Hay personas que le tienen cierta manía al cristianismo, al que identifican, a causa de malas experiencias personales o simple pereza intelectual, con todo lo malo de la cultura Occidental. El pretexto de la laicidad les sirve para querer desterrar de lo público costumbres de origen cristiano, como la bella tradición de los belenes que le debemos al gran San Francisco de Asís.

Resulta curioso que se quiera purificar determinadas tradiciones de su contaminación religiosa. Dicen que pueden ofender a los que no comparten las creencias que están en su origen: «tradiciones sí, pero que no sean cristianas, por favor». Como si para ser un diestro belenista o disfrutar de dicho arte hubiera que ser cristiano. Imagino que el paso siguiente será purificar el Museo del Prado de la huella de nuestra fe. De ser así, se van a ahorrar mucho espacio. Quizás sea por aquello de que del pasado hay que hacer añicos. El día que se enteren de que cosas como el Carnaval, San Nicolás (alias Papá Noel) o el abeto de Navidad tienen origen cristiano, o de que felicitar el solsticio de invierno y celebrar Halloween también tiene un origen religioso, aunque pagano…

Lo que sucede es que no es pasado, y de ahí la polémica. Nuestra celebración está de plena actualidad (que hablen de nosotros aunque sea bien, como decía Unamuno). Siempre es una ocasión para explicar al que verdaderamente quiera escuchar.
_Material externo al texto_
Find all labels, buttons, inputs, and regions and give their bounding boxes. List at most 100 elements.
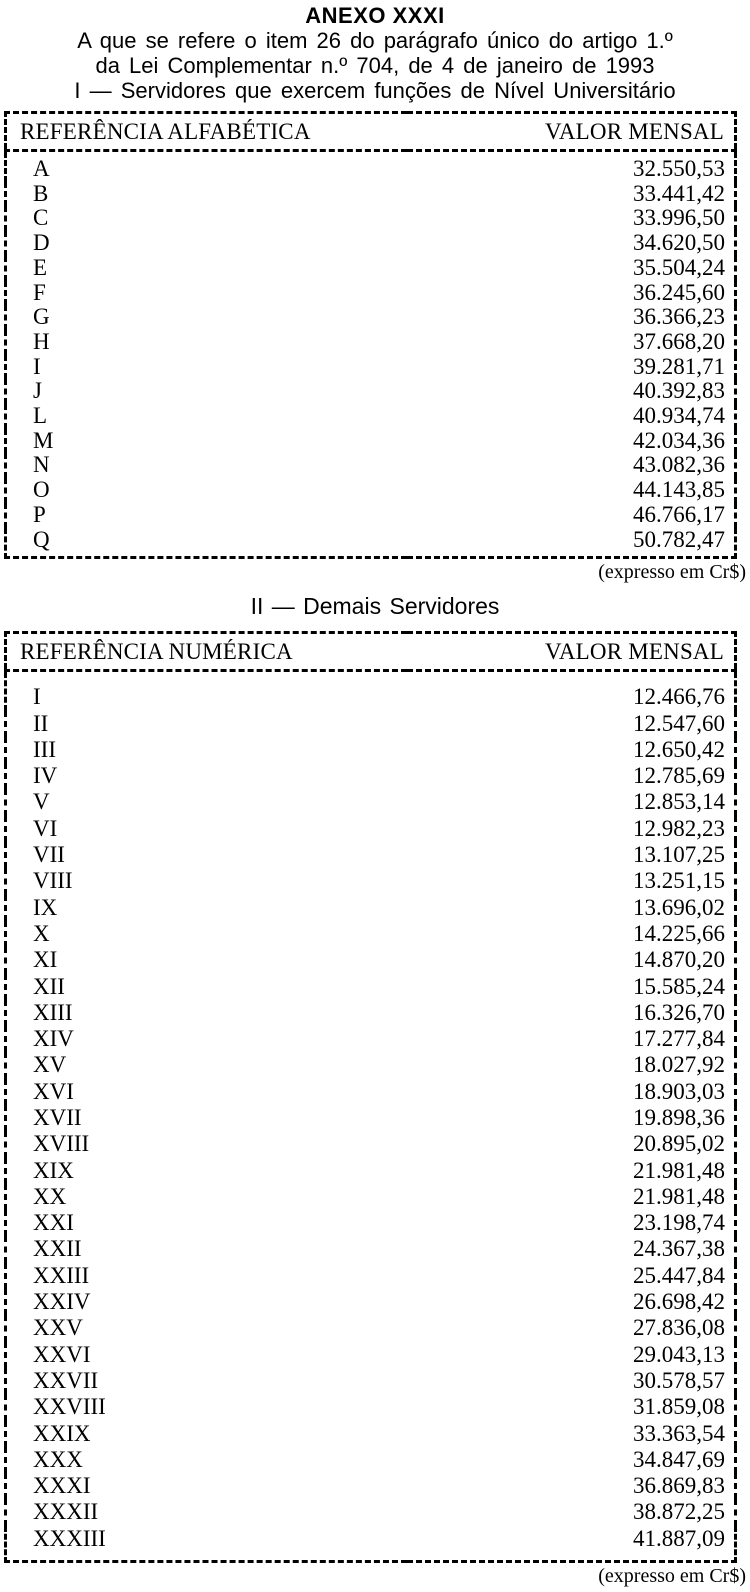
value-cell: 20.895,02 <box>633 1131 725 1157</box>
reference-cell: N <box>33 452 50 478</box>
reference-cell: J <box>33 378 42 404</box>
table-row: B 33.441,42 <box>6 180 736 207</box>
table-row: XXI 23.198,74 <box>6 1210 736 1236</box>
reference-cell: H <box>33 328 50 354</box>
value-cell: 18.903,03 <box>633 1078 725 1104</box>
table-row: C 33.996,50 <box>6 206 736 231</box>
reference-cell: XXIX <box>33 1420 91 1446</box>
reference-cell: F <box>33 279 46 305</box>
currency-note-1: (expresso em Cr$) <box>598 561 746 584</box>
reference-cell: XXXIII <box>33 1525 106 1551</box>
table-row: XI 14.870,20 <box>6 947 736 973</box>
value-cell: 43.082,36 <box>633 452 725 478</box>
value-cell: 26.698,42 <box>633 1289 725 1315</box>
reference-cell: XXV <box>33 1315 83 1341</box>
value-cell: 50.782,47 <box>633 526 725 552</box>
value-cell: 36.366,23 <box>633 304 725 330</box>
value-cell: 34.847,69 <box>633 1446 725 1472</box>
reference-cell: C <box>33 205 49 231</box>
value-cell: 36.869,83 <box>633 1473 725 1499</box>
reference-cell: I <box>33 353 41 379</box>
table-row: A 32.550,53 <box>6 151 736 182</box>
value-cell: 44.143,85 <box>633 477 725 503</box>
table-row: XXIV 26.698,42 <box>6 1289 736 1315</box>
value-cell: 33.441,42 <box>633 180 725 206</box>
table-row: XXVI 29.043,13 <box>6 1342 736 1368</box>
reference-cell: XI <box>33 947 58 973</box>
table-row: X 14.225,66 <box>6 921 736 947</box>
reference-cell: IX <box>33 894 58 920</box>
table-row: XX 21.981,48 <box>6 1184 736 1210</box>
table-row: E 35.504,24 <box>6 254 736 281</box>
value-cell: 18.027,92 <box>633 1052 725 1078</box>
reference-cell: XXVIII <box>33 1394 106 1420</box>
reference-cell: L <box>33 403 48 429</box>
table-header-row: REFERÊNCIA NUMÉRICA VALOR MENSAL <box>5 632 736 673</box>
table-row: II 12.547,60 <box>6 711 736 737</box>
value-cell: 25.447,84 <box>633 1262 725 1288</box>
reference-cell: Q <box>33 526 50 552</box>
table-row: I 12.466,76 <box>6 671 736 711</box>
reference-cell: B <box>33 180 49 206</box>
subtitle-line-2: da Lei Complementar n.º 704, de 4 de jan… <box>95 53 655 78</box>
reference-cell: VI <box>33 815 58 841</box>
reference-cell: II <box>33 710 49 736</box>
section-2-heading: II — Demais Servidores <box>250 593 500 620</box>
table-row: G 36.366,23 <box>6 305 736 330</box>
value-cell: 14.225,66 <box>633 920 725 946</box>
table-row: XIX 21.981,48 <box>6 1158 736 1184</box>
table-row: V 12.853,14 <box>6 789 736 815</box>
column-header-valor-mensal: VALOR MENSAL <box>407 632 736 673</box>
value-cell: 12.853,14 <box>633 789 725 815</box>
reference-cell: XXIV <box>33 1289 91 1315</box>
value-cell: 12.650,42 <box>633 736 725 762</box>
column-header-referencia-alfabetica: REFERÊNCIA ALFABÉTICA <box>5 112 408 152</box>
reference-cell: XIV <box>33 1026 74 1052</box>
reference-cell: XV <box>33 1052 67 1078</box>
reference-cell: XVIII <box>33 1131 90 1157</box>
reference-cell: XXVII <box>33 1367 99 1393</box>
reference-cell: XXIII <box>33 1262 90 1288</box>
table-row: XXXI 36.869,83 <box>6 1473 736 1499</box>
table-row: III 12.650,42 <box>6 737 736 763</box>
table-body: A 32.550,53 B 33.441,42 C 33.996,50 D 34.620,50… <box>6 151 736 558</box>
table-body: I 12.466,76 II 12.547,60 III 12.650,42 IV 12.78… <box>6 671 736 1562</box>
reference-cell: III <box>33 736 56 762</box>
table-row: D 34.620,50 <box>6 230 736 256</box>
table-row: XVI 18.903,03 <box>6 1079 736 1105</box>
reference-cell: M <box>33 427 54 453</box>
table-row: L 40.934,74 <box>6 403 736 429</box>
reference-cell: XXVI <box>33 1341 91 1367</box>
reference-cell: XII <box>33 973 65 999</box>
value-cell: 24.367,38 <box>633 1236 725 1262</box>
value-cell: 46.766,17 <box>633 501 725 527</box>
table-row: O 44.143,85 <box>6 477 736 503</box>
table-row: XXIX 33.363,54 <box>6 1421 736 1447</box>
value-cell: 33.996,50 <box>633 205 725 231</box>
table-row: XII 15.585,24 <box>6 974 736 1000</box>
reference-cell: XX <box>33 1183 67 1209</box>
reference-cell: XIII <box>33 999 73 1025</box>
reference-cell: XXXII <box>33 1499 99 1525</box>
reference-cell: XIX <box>33 1157 74 1183</box>
value-cell: 39.281,71 <box>633 353 725 379</box>
table-row: XV 18.027,92 <box>6 1052 736 1078</box>
value-cell: 29.043,13 <box>633 1341 725 1367</box>
reference-cell: XXII <box>33 1236 82 1262</box>
value-cell: 12.547,60 <box>633 710 725 736</box>
table-row: XXV 27.836,08 <box>6 1315 736 1341</box>
value-cell: 40.392,83 <box>633 378 725 404</box>
table-row: XXII 24.367,38 <box>6 1236 736 1262</box>
value-cell: 33.363,54 <box>633 1420 725 1446</box>
value-cell: 31.859,08 <box>633 1394 725 1420</box>
value-cell: 38.872,25 <box>633 1499 725 1525</box>
table-row: XXXII 38.872,25 <box>6 1499 736 1525</box>
reference-cell: XXXI <box>33 1473 91 1499</box>
reference-cell: E <box>33 254 48 280</box>
table-row: XVIII 20.895,02 <box>6 1131 736 1157</box>
column-header-valor-mensal: VALOR MENSAL <box>407 112 736 152</box>
table-row: XXVIII 31.859,08 <box>6 1394 736 1420</box>
value-cell: 12.785,69 <box>633 763 725 789</box>
table-row: H 37.668,20 <box>6 328 736 355</box>
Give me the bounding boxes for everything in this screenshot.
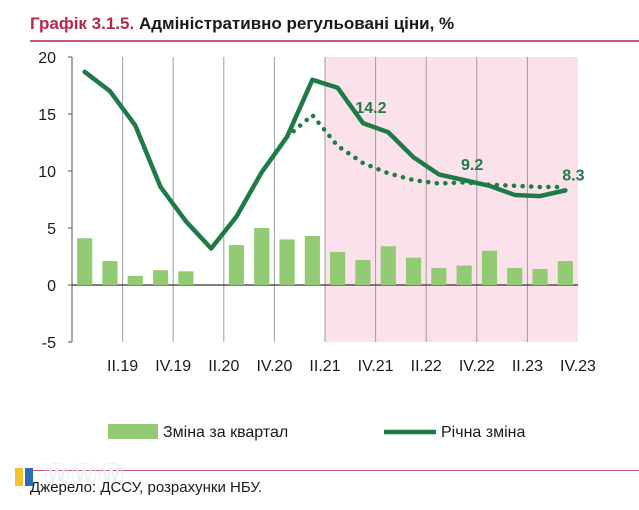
y-tick-label: 0: [47, 278, 56, 295]
legend-bar-swatch: [108, 424, 158, 439]
y-tick-label: -5: [42, 335, 56, 352]
bar: [254, 228, 270, 285]
chart-area: -5 0 5 10 15 20 II.19 IV.19 II.20 IV.20 II.21 IV.21…: [38, 50, 596, 441]
y-tick-label: 15: [38, 107, 56, 124]
chart-number: Графік 3.1.5.: [30, 14, 135, 33]
bar: [127, 275, 143, 285]
label-layer: 14.2 9.2 8.3: [355, 100, 584, 184]
bar: [557, 261, 573, 285]
x-tick-label: II.19: [107, 358, 138, 375]
bar: [228, 245, 245, 285]
source-note: Джерело: ДССУ, розрахунки НБУ.: [30, 479, 263, 496]
legend: Зміна за квартал Річна зміна: [108, 424, 525, 441]
bar-layer: [77, 228, 573, 285]
bar: [77, 238, 93, 285]
grid-layer: -5 0 5 10 15 20 II.19 IV.19 II.20 IV.20 II.21 IV.21…: [38, 50, 596, 375]
forecast-band: [325, 57, 578, 342]
data-label: 8.3: [562, 167, 584, 184]
x-tick-label: II.21: [309, 358, 340, 375]
x-tick-label: IV.23: [560, 358, 596, 375]
bar: [380, 246, 396, 285]
data-label: 9.2: [461, 157, 483, 174]
bar: [355, 259, 371, 285]
title-divider: [30, 40, 639, 42]
x-tick-label: IV.21: [358, 358, 394, 375]
legend-line-label: Річна зміна: [441, 424, 525, 441]
bar: [102, 261, 118, 285]
x-tick-label: II.20: [208, 358, 239, 375]
data-label: 14.2: [355, 100, 386, 117]
y-tick-label: 10: [38, 164, 56, 181]
bar: [507, 267, 523, 285]
x-tick-label: II.23: [512, 358, 543, 375]
bar: [431, 267, 447, 285]
bar: [152, 270, 169, 285]
legend-bar-label: Зміна за квартал: [163, 424, 288, 441]
x-tick-label: II.22: [411, 358, 442, 375]
watermark: ⓌⓌⓌ: [44, 461, 126, 491]
nbu-logo-icon: [15, 468, 33, 486]
footer-divider: [30, 470, 639, 471]
chart-title: Графік 3.1.5. Адміністративно регульован…: [30, 14, 454, 34]
line-layer: [82, 69, 568, 251]
bar: [279, 239, 295, 285]
bar: [405, 257, 422, 285]
x-tick-label: IV.22: [459, 358, 495, 375]
y-tick-label: 5: [47, 221, 56, 238]
chart-title-text: Адміністративно регульовані ціни, %: [138, 14, 455, 33]
bar: [304, 235, 320, 285]
annual-change-line: [82, 69, 568, 251]
bar: [178, 271, 194, 285]
x-tick-label: IV.20: [256, 358, 292, 375]
bar: [532, 269, 548, 285]
dotted-line: [284, 112, 568, 190]
bar: [481, 250, 498, 285]
bar: [330, 251, 346, 285]
forecast-band-layer: [325, 57, 578, 342]
y-tick-label: 20: [38, 50, 56, 67]
x-tick-label: IV.19: [155, 358, 191, 375]
bar: [456, 265, 472, 285]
Aunque algunos de aquellos a los que les resulta antipático el cristianismo no pueden resistir la tentación de buscar adeptos para su rechazo. Tienen sus propios apologetas, los cuales parecen haberse quitado un peso de encima al enterarse de que los evangelios de la infancia son esencialmente simbólicos y que la fecha de la Navidad es probablemente una fiesta pagana. Todavía no se han enterado bien de las leyendas apócrifas que pueblan los belenes, ni de que los evangelios están escritos en griego en lugar de en latín, ni de la diferencia que hay entre las religiones mitológicas y las históricas. Pero van por buen camino. Ahora nos será más fácil hablar de lo verdaderamente importante.

Como todo, esta obsesión tiene su lado bueno. Nos ayuda a los cristianos a recordar qué es lo que verdaderamente celebramos con inmensa alegría: que Dios nos ama más allá de lo comprensible, a todos, también a aquellos que tienen esa imagen tan negativa del cristianismo. Pidámosle, por esto mismo, que con nuestra conducta no seamos, como tantas veces hemos sido, motivo de escándalo. A todos, sin distinción, ¡feliz Nochebuena, feliz Navidad!